Throughout his career Emeritus Professor Bryan held many prominent leadership positions including:
- President of the Royal Society of Queensland in 1925 and 1945
- Founder and Officer in Charge of the UQ Seismology Station for many years
- A pioneer of research into seismic activity in Queensland who inspired benefactors to donate seismographs to the University of Queensland to enable greater study of seismic activity within the State and overseas. This is the second longest running UQ experiment to date.
- President of the Queensland Naturalists Club in 1937
- W.B. Clarke Memorial Lecturer of the Royal Society of New South Wales in 1944
- President of the Geological section of ANZAAS in 1946
- A foundation member and first Chairman of the Queensland division of the Geological Society of Australia
- Vice Chairman of University of Queensland's War Memorial Committee following WW1, and a representative of the UQ Senate on the Soldiers' Children Education Board following WW2
- Deputy Chairman of the Great Barrier Reef Committee for many years
- Royal Society of Queensland journal editor
- Patron of the Gemological Association of Queensland.
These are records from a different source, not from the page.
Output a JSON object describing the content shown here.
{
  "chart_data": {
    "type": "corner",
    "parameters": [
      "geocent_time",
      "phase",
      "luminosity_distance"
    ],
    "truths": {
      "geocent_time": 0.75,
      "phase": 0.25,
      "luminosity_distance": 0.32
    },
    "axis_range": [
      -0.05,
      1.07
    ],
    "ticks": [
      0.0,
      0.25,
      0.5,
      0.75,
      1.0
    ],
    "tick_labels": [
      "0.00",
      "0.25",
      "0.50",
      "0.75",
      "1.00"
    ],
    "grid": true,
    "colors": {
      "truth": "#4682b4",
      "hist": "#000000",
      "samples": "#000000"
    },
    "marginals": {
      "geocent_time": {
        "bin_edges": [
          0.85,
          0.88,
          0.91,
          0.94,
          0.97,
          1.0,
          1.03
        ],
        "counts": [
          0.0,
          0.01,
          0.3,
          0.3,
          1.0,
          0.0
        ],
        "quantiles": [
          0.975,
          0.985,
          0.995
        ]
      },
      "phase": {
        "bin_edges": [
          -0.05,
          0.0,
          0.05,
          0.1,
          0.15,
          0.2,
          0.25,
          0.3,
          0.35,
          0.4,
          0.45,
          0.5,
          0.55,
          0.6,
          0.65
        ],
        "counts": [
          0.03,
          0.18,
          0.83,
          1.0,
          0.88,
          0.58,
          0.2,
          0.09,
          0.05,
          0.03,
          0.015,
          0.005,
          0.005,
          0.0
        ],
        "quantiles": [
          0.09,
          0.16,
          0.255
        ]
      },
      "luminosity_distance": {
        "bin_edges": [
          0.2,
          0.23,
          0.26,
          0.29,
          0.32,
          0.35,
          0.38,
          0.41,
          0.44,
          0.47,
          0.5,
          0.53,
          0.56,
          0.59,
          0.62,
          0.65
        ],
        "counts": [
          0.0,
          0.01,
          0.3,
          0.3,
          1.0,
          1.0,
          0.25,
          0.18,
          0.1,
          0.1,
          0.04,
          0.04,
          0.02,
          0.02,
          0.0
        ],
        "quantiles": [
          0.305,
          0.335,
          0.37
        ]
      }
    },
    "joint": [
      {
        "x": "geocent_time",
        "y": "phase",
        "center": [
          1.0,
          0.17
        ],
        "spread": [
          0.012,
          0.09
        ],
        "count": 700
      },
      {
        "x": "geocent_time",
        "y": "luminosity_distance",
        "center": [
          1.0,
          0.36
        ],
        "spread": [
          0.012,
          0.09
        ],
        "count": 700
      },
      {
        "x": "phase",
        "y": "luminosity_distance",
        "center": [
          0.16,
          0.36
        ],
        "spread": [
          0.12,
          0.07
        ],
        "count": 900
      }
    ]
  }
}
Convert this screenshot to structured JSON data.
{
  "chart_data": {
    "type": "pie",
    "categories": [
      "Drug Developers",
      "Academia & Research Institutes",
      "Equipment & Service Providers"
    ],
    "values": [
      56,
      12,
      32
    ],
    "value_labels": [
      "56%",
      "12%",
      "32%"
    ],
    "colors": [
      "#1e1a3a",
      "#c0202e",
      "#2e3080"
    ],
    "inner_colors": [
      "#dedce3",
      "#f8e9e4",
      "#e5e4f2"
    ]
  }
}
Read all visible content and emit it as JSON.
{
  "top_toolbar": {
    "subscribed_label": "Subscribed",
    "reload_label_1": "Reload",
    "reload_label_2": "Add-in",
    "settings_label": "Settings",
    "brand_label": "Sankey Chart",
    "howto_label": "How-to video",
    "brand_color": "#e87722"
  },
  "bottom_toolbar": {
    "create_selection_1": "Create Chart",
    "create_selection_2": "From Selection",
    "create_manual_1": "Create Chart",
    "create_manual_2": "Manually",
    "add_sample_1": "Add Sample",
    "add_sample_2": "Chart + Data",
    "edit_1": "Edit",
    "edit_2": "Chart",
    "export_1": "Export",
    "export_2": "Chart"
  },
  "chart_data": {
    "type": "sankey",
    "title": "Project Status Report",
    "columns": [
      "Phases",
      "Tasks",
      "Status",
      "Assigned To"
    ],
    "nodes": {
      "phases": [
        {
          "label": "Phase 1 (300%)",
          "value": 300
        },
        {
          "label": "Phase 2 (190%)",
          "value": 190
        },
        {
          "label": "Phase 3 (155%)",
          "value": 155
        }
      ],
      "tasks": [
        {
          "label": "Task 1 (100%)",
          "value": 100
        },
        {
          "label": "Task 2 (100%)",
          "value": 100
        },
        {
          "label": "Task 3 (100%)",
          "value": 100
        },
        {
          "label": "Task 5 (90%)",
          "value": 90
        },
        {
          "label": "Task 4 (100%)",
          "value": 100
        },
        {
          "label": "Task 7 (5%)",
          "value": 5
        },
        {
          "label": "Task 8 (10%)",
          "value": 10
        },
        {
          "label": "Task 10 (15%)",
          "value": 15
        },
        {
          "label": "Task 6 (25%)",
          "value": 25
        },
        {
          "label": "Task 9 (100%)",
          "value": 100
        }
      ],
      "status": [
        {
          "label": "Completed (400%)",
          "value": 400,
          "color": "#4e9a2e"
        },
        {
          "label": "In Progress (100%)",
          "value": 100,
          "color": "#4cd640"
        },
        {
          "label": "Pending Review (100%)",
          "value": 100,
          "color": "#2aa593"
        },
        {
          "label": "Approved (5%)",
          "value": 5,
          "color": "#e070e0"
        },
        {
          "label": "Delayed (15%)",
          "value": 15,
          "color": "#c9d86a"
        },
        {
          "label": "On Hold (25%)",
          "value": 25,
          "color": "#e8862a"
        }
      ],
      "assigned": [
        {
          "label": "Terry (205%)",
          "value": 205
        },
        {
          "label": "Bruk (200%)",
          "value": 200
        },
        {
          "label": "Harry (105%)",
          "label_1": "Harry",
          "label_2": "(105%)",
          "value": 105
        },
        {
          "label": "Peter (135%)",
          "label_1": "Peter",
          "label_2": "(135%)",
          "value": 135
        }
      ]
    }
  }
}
Emeritus Professor Bryan published almost 60 papers during his career. He retired from the University of Queensland in 1959 and become an Emeritus Professor in his retirement. He was still writing papers on spherulites, and reviewing the work of others, just prior to his death in 1966.
The UQ Seismology Station that he started continues at Mount Nebo in Brisbane to this day. In 1991, the University of Queensland W.H. Bryan Mining and Geology Research Centre was established and named in his honour.